Around the world one child dies every three minutes in a road accident, added the report launched in London by the Commission for Global Road Safety.
Failure to tackle road fatalities will jeopardise key development goals on health and poverty, said the commission's chairman, former UK defence secretary and ex-Nato chief Lord Robertson.
The report showed that around the world 1.2 million people are killed and 50 million injured each year on the roads, 500 children are killed every day and 3,000 people are killed each day with 85% of casualties in low and middle-income countries. Road deaths in these countries are forecast to double by 2020.
The report argued that road deaths were a global epidemic on the scale of malaria and tuberculosis, yet received funding which was a tiny fraction of that allocated to the two diseases.
Lord Robertson will be sending the report, entitled Make Roads Safe, to all the G8 leaders in advance of the St Petersburg G8 Summit in July, and is calling for global road safety to be included in the agenda of a future G8 summit.
Lord Robertson, himself the survivor of a serious car crash, said: "In 2005 millions of people, and the leaders of the G8, responded to the call to Make Poverty History. Yet many of the gains for development won in 2005 will be at risk if action is not taken to reverse the growing epidemic of road traffic death and injury, with its terrible human and economic cost."
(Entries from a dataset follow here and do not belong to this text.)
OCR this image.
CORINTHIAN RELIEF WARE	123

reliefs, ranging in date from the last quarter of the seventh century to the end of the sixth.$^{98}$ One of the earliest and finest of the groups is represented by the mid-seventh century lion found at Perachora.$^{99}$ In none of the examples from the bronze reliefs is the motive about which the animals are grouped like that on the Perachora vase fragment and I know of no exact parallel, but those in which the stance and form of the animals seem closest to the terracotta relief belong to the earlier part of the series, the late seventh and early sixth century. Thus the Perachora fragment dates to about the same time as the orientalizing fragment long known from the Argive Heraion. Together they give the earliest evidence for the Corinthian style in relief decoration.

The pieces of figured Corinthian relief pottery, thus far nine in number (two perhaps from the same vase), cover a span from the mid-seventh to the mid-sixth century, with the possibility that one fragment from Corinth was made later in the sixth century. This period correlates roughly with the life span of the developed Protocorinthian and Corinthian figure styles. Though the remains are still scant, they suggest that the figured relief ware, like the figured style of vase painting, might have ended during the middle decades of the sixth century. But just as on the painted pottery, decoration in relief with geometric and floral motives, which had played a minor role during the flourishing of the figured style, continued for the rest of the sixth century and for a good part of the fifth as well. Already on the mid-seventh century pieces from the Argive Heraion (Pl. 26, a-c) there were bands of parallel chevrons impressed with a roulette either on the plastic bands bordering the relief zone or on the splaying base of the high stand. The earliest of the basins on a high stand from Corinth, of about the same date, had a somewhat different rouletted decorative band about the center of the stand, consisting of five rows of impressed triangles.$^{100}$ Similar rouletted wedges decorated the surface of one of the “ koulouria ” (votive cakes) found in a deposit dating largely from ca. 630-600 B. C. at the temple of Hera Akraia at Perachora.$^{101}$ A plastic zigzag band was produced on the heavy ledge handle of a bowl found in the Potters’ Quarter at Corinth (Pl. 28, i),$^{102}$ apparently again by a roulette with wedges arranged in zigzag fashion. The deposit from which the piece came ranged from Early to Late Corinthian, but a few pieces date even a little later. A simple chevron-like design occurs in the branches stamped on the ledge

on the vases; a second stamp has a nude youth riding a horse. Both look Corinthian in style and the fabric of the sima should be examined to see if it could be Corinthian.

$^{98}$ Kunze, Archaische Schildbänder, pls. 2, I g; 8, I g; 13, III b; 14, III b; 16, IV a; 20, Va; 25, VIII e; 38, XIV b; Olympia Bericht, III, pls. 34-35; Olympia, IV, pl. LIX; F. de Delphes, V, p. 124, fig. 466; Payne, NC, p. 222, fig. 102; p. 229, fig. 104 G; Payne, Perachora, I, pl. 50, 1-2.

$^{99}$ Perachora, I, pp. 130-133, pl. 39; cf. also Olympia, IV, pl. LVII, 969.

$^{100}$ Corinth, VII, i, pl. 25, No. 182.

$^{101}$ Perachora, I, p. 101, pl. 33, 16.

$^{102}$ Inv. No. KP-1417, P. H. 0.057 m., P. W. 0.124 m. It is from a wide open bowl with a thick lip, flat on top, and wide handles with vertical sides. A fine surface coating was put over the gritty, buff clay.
He continued: "Every day 3,000 people are killed in road crashes. We know that many of these deaths are preventable. But we need political leadership from the G8 and a significant increase in resources if we are to make roads safe."
To promote the messages of the report, a campaign has been started, led by the European automobile group the FIA Foundation and the RAC Foundation.
Formula One superstar Michael Schumacher, a member of the Commission for Global Road Safety, said: "We need to make people aware of the real human cost of road traffic injuries across the developing world. Five hundred children are dying every day and thousands more are being disabled or injured. This is why I support the campaign to make roads safe."